How to Overcome Plantar Fasciitis Heel Pain

Experiencing regular foot pain?

You could have succumbed to plantar fasciitis!

What is plantar fasciitis?

This condition is all to do with the plantar fascia, the ligaments that run from the heels to the front of your feet.

When these ligaments become worn or damaged, they start to thicken – and it’s this that eventually leads to that all-too-familiar burning sensation in the heel of your foot, which seems to be worse first thing in the morning or immediately after sitting down for a long period of time.

Plantar fasciitis isn’t actually caused by the inflammation of the same tissues, as some people would have you believe.

What can be done about it?

Those of you who are suffering from plantar fasciitis will know exactly how much discomfort this foot condition can cause on a daily basis. It’s important, then, to make sure you tackle heel pain sooner rather than later.

Stop plantar fasciitis in its tracks before it becomes an issue

Any doctor will tell you that when it comes to plantar fasciitis and other foot-related conditions, prevention is better than cure.

To stop plantar fasciitis from developing in the first place, it’s important to:

Maintain a healthy weight.

If you’re overweight or obese, chances are you’re placing a lot of unnecessary pressure on your feet. Stopping the development of plantar fasciitis is another incentive to eat right and exercise regularly!

But… schedule in regular breaks during exercise. 

Whether you’re on a 10 mile hike out in the countryside, or simply on your feet a lot during your working day, we cannot stress enough just how important it is to take the pressure off your lower limbs from time to time. A quick sit-down for 5 or 10 minutes will give your body – and, specifically, your plantar fascia – a much-needed break.

Avoid sports that trigger your symptoms.

If a new training programme has led to the emergence (or recurrence) of plantar fasciitis, you could be placing too much strain on your body. Switch to a low-impact sport such as cycling or swimming, and give your feet a rest.

Wear comfortable footwear.

Look for shoes that are well-fitted, thick-soled and designed to absorb shock. High heels and flimsy soled footwear, such as sandals and flip-flops, won’t provide you with the support you need to keep plantar fasciitis at bay in the long term.

Is your heel pain becoming a real problem?

If you have already developed plantar fasciitis, and it’s starting to affect your comfort and mobility, it’s time to take action!

Apply ice to the area.

Hold an ice pack (covered in cloth, of course) to the bottom of your feet for around 15-20 minutes, three or four times a day. This will help to keep the thickening of the plantar fascia to a minimum.
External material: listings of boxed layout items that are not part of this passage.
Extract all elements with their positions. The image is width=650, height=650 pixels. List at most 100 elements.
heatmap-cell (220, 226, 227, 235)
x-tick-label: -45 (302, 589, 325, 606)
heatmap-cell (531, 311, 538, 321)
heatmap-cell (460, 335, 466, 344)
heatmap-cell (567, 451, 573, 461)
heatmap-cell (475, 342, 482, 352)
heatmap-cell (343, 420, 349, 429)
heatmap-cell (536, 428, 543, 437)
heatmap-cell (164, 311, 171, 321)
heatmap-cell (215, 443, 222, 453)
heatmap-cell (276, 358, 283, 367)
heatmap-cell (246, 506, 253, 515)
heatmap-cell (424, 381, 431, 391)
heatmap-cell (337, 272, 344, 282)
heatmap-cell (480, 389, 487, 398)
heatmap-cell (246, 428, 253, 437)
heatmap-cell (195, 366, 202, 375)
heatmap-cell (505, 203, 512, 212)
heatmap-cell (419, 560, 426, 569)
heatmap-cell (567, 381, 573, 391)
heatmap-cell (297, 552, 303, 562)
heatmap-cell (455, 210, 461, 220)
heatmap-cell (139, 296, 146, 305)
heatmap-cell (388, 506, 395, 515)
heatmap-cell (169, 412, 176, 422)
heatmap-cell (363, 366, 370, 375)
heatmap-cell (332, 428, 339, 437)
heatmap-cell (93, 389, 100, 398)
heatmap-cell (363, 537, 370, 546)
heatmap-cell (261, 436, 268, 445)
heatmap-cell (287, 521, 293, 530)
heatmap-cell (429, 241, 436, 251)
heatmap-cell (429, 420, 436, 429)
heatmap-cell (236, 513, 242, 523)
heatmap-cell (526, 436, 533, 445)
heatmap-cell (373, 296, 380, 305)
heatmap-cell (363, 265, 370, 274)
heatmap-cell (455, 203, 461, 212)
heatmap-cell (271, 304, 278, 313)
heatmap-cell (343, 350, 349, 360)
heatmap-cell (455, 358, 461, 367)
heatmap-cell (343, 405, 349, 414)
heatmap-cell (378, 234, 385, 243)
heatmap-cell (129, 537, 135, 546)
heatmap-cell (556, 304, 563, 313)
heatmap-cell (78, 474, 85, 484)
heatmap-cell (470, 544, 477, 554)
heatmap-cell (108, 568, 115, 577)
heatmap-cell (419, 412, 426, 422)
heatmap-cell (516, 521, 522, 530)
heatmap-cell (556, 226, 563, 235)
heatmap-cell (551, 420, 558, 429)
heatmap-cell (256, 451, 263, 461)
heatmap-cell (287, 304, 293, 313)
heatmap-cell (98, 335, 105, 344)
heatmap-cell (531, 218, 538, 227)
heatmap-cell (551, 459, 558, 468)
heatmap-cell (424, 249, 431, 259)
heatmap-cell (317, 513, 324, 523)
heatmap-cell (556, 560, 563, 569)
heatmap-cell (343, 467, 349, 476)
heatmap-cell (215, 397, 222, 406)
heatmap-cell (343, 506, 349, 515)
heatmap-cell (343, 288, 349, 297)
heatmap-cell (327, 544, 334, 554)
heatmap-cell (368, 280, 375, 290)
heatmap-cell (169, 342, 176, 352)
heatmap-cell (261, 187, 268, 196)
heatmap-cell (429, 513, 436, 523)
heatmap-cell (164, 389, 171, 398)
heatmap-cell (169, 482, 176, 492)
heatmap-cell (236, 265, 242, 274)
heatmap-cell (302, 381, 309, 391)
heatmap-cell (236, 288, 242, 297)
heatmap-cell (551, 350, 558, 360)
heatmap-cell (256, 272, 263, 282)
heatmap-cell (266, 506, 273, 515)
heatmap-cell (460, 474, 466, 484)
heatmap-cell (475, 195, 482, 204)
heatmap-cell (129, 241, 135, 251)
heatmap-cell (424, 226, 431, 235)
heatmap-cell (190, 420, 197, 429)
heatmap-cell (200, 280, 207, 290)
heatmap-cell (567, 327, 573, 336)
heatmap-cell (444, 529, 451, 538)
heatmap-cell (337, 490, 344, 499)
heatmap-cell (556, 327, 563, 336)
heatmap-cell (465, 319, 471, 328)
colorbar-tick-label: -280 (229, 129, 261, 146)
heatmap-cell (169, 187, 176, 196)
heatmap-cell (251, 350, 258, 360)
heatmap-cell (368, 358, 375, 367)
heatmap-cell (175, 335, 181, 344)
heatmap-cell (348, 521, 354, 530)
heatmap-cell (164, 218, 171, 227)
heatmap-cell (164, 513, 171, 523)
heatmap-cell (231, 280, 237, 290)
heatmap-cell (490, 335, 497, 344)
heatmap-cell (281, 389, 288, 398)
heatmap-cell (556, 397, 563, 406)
Stretch your foot arches regularly.

Even the simplest of exercises could help to keep your foot muscles supple, flexible and less prone to further injury. Try toe curls in the first instance, or rolling a tennis ball or a foam roller along the ligaments for a minute or two to loosen them up.

Stretch your calves, too!

Calf stretches can be used to loosen the soleus muscles and reduce pain. Keeping your right knee straight and your right heel on the ground, slowly bend your leg forward and hold the stretch for about 15 to 30 seconds. Repeat this exercise three times on each leg for the best results.

If stretching has little effect on your plantar fascia, visit a qualified physical therapist, you will be able to show you a wider range of techniques specifically designed to increase your foot strength and combat your heel pain.

Apply night splints.

Night splints are designed to stretch your calf and the arch of your foot while you’re asleep. If daily foot stretches aren’t giving you the results you need, it’s well worth asking your doctor about this option.

Buy good quality orthotic insoles.

There are plenty of orthotic insoles for plantar fasciitis on the market. Simple but effective, these insoles can be inserted into any types of footwear to provide extra cushioning to the arch of the foot and specifically the metatarsal bones. Many orthotic insoles can even be customised to provide a tailored level of support to each foot!

For extra comfort, you could also insert a heel lift underneath each insole; this will remove some of the pressure being placed on the tendon and accelerate the healing process. The ideal thickness of the heel lift is around 6mm-8mm.